First one: "His wife's on the phone." Great, I give her an update.
Second one: "His girlfriend's on the phone." Uh, what? "His girlfriend. She says she's his girlfriend." I ask the patient what's going on, he says, yeah, she's his girlfriend, the wife knows about her, it's fine. Great, whatever.
Third one: "The woman he lives with is on the phone."
Not to make this about me, but, come on, this guy has three women clamoring for his affection, and I can't even find one?
I'm kidding, sort of, but it's actually sort of amazing to see the variety of family structures and relationships that patients have. The dynamics in so many families seem so completely messed up, no doubt in part because of whatever medical issue is in play, but even besides that, I can't imagine some of these relationships are functional even outside the hospital context. People who cannot say two sentences to each other without screaming and fighting about it. People who don't even seem to like each other, yet who will show up day after day to visit. And people who've been together for years who won't visit at all.
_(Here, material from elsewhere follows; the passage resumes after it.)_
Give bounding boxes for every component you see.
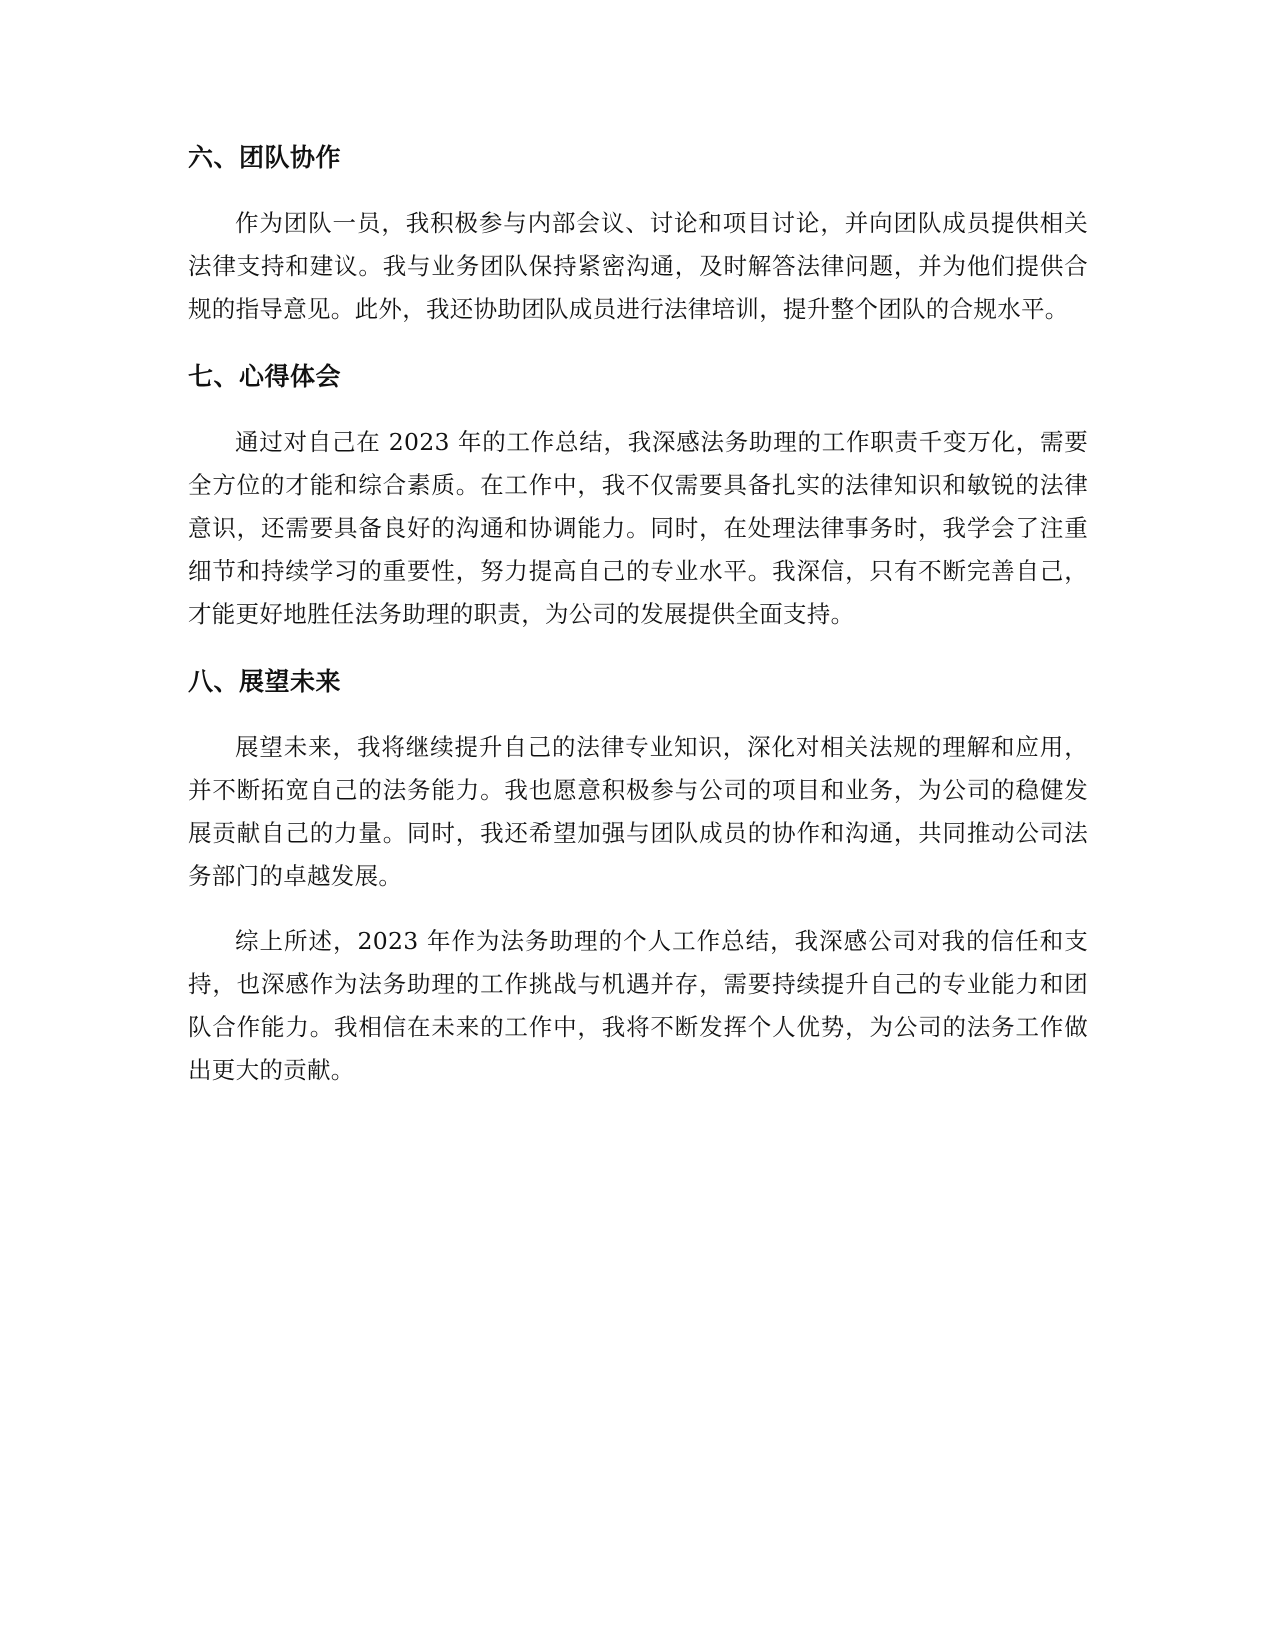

On a practical level, what I've seen over this past year has made me realize how important it is for people to have the conversation with their families about what they want as far as treatment. It's not surprising that most people don't-- it's a terrible conversation to have-- but "he would never want to live this way" and "he would never want us to just let him die" as two sides of the DNR continuum-- it's helpful to know where someone falls, and more often than not, family members don't know, and can't simply divine the answer.
The running joke all day yesterday-- you have to have something to keep you going when you're working on a holiday-- was whether we'd get to see red, white, and blue. And of course we did. One patient bleeding out, one patient losing blood flow to one of his extremities, and one patient who couldn't breathe. Happy 4th of July.